Description
Bug description
In v1.9, a model's validation_epoch_end()
gets called before a Callback's on_validation_epoch_end()
, but in v2.0, a model's on_validation_epoch_end()
gets called after a Callback's on_validation_epoch_end()
.
In my use case, which worked under v1.9, there is a Callback that implements on_validation_epoch_end()
where it reads the validation metric from trainer.logged_metrics
, which has been updated with the validation metric by the model's validation_epoch_end()
. It then checks whether there has been an improvement and logs that. In v2.0, this approach no longer works as the invocation order has changed.
One workaround is to do all this in the model itself and skip the Callback. However, I prefer to do the improvement checking and logging in a Callback instead of in the model because the necessary member variables would be useless if the model is not used for training (e.g. used only for testing or inference). Also, using a callback is a cleaner and more modular approach.
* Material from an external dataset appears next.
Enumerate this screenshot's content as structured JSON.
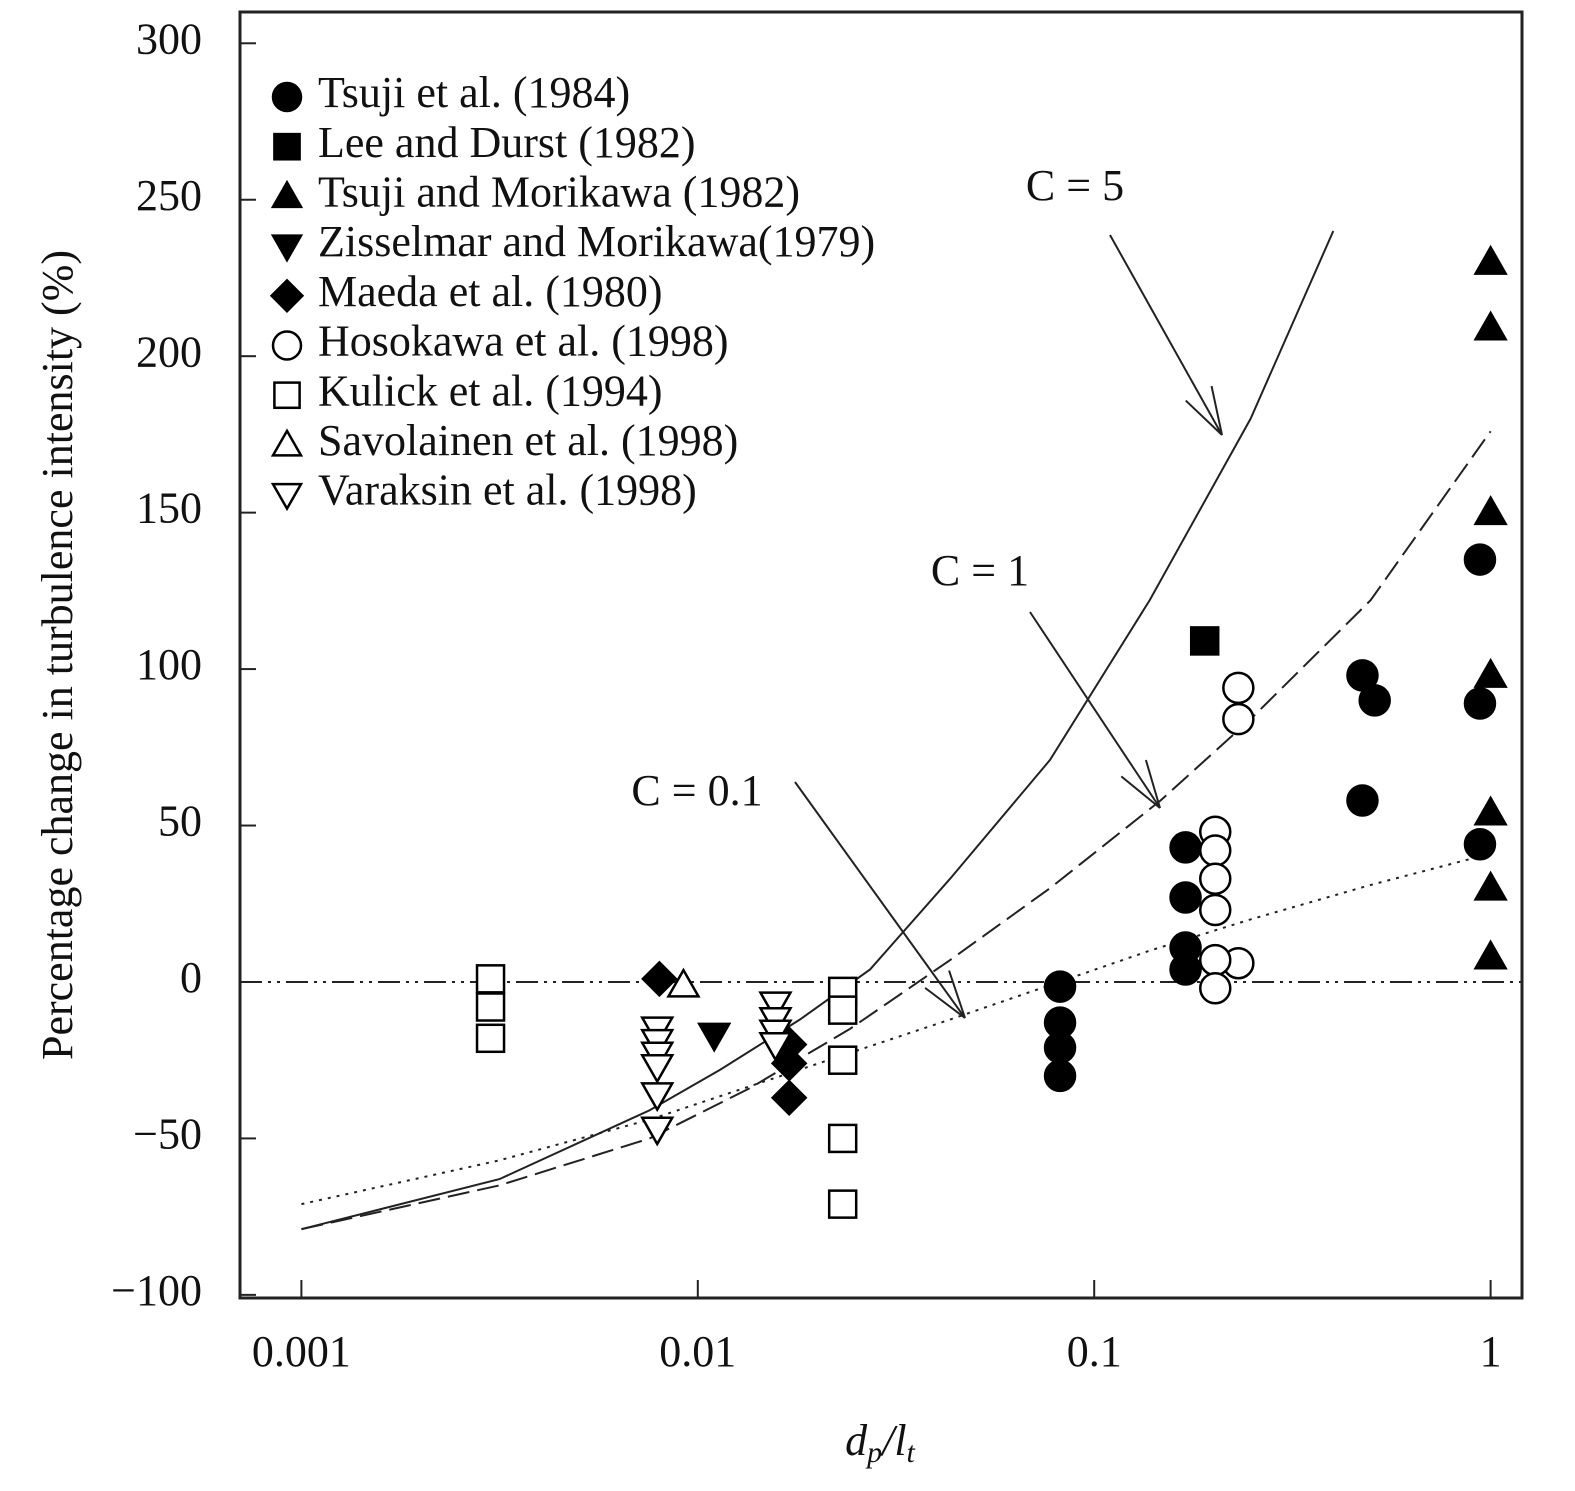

For my use case, it may be helpful to be able to express the priorities of the callbacks relative to one another and to the model. There may also be other, simpler, solutions.
How to reproduce the bug
No response
Error messages and logs
# Error messages and logs here please
Environment
Current environment
#- Lightning Component (e.g. Trainer, LightningModule, LightningApp, LightningWork, LightningFlow):
#- PyTorch Lightning Version (e.g., 1.5.0):
#- Lightning App Version (e.g., 0.5.2):
#- PyTorch Version (e.g., 2.0):
#- Python version (e.g., 3.9):
#- OS (e.g., Linux):
#- CUDA/cuDNN version:
#- GPU models and configuration:
#- How you installed Lightning(`conda`, `pip`, source):
#- Running environment of LightningApp (e.g. local, cloud):
More info
No response